The truth remains out there.

The Office of the Director of National Intelligence dropped the long-awaited UFO report Friday afternoon, and the 9-page unclassified document is sure to raise more questions than it answers. Titled “Preliminary Assessment: Unidentified Aerial Phenomena,” the report essentially throws up its hands and says that many of the unidentified aerial phenomena analyzed remain just that — unidentified.

The report breaks the different types of UAP (the government’s way of saying UFO) into five categories. The first, “Airborne Clutter,” is pretty much what’d you expect, and includes stuff like birds and balloons. The next, “Natural Atmospheric Phenomena,” covers things like ice crystals. The third category, “USG or Industry Developmental Programs,” is a fancy way of saying secret U.S. military planes and the like. The fourth, “Foreign Adversary Systems,” is meant to describe technologies developed by foreign governments such as Russia or China.

The final category, which is the most interesting for our purposes, is “Other.” It’s basically a catchall for what the experts at the DNI have no way of explaining.

“Although most of the UAP described in our dataset probably remain unidentified due to limited data or challenges to collection processing or analysis, we may require additional scientific knowledge to successfully collect on, analyze and characterize some of them,” reads the report. “We would group such objects in this category pending scientific advances that allowed us to better understand them.”
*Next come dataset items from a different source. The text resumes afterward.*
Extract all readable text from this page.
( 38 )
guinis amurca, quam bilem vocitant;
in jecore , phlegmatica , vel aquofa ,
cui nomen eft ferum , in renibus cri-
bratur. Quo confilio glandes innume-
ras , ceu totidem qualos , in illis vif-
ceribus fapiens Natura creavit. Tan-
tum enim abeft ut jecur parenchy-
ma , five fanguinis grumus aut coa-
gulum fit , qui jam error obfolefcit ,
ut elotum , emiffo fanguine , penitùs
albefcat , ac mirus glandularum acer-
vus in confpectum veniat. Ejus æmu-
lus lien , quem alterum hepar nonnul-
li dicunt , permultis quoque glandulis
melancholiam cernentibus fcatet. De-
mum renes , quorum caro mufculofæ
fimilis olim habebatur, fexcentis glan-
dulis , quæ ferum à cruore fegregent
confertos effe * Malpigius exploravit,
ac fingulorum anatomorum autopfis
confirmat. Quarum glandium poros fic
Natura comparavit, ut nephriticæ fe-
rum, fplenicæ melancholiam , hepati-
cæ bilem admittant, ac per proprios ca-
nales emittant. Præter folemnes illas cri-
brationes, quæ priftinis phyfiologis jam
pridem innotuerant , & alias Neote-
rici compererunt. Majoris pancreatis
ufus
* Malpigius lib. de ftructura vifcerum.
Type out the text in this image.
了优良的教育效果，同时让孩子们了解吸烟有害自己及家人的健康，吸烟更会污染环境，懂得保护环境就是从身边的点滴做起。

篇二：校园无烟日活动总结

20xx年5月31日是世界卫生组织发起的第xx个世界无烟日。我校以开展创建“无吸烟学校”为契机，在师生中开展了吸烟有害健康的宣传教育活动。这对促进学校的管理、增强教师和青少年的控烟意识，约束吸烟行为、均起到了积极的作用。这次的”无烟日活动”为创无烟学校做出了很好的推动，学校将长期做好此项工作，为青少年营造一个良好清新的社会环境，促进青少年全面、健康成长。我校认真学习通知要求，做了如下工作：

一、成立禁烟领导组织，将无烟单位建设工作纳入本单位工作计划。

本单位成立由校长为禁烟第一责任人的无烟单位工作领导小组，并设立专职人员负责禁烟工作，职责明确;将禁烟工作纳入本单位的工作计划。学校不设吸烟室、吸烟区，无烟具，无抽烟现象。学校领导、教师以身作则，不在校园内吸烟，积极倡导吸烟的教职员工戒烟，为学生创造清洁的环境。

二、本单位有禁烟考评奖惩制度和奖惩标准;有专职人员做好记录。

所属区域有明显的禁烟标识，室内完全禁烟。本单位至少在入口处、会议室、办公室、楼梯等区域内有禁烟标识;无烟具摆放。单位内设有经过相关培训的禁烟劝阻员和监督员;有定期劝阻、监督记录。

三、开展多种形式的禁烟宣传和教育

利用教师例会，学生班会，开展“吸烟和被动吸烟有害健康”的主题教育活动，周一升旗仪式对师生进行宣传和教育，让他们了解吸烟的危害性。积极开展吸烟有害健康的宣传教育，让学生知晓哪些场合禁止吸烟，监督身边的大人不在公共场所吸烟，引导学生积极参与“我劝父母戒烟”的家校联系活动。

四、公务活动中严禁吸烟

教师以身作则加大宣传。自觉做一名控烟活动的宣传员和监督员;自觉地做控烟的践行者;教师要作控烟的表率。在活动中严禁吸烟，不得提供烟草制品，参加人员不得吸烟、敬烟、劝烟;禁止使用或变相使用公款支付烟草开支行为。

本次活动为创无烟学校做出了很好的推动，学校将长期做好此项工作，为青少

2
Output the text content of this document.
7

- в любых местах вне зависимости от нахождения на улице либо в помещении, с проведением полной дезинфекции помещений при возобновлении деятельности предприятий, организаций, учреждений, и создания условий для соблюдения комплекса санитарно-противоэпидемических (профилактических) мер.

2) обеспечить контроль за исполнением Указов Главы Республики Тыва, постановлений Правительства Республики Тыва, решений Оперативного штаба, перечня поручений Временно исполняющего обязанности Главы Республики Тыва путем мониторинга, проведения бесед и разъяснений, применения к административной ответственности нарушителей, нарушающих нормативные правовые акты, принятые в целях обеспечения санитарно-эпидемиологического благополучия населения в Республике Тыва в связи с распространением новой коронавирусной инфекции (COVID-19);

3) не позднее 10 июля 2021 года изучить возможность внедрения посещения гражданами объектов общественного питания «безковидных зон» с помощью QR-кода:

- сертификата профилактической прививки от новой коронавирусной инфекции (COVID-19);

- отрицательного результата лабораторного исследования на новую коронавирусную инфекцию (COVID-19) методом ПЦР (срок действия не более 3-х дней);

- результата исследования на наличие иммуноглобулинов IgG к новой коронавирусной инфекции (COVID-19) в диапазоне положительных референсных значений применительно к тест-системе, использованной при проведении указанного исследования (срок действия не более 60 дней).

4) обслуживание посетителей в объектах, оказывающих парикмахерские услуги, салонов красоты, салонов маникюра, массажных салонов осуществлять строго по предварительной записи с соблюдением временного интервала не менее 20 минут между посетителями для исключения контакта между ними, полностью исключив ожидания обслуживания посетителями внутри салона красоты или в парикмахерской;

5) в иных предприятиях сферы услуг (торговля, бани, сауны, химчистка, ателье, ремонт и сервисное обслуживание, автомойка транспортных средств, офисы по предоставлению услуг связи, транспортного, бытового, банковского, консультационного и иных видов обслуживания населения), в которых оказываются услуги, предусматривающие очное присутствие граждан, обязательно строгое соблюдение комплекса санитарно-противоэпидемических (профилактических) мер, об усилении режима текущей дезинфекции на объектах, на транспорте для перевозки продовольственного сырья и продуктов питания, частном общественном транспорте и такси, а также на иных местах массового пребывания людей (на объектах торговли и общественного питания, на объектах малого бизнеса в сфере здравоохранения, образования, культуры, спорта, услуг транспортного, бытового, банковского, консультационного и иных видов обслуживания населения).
More plainly put, they have no idea what that stuff is and don’t have the tools to figure it out.

Oh, and in what has to be the least surprising aspect of the report, it says that “a more sophisticated analysis of UAP that is likely to deepen our understanding […] would require additional investment.”

In other words, the DNI is saying if you really want to get to the bottom of this whole UFO thing, you’re probably going to need to throw some more money at it.

The renewed interest in UFO sightings kicked off in April of 2020 when the Pentagon released footage of a UAP. Since then, the broader public has begun to take pilots and experts who claim to have seen UAP more seriously.

And Friday’s report doesn’t dismiss those sightings out of hand, stating that 18 of the UAP studied “Appear to Demonstrate Advanced Technology.”

Unfortunately for all those hoping to be spirited off this warming planet, that advanced tech is still very much unidentified and not on its way to pick them up.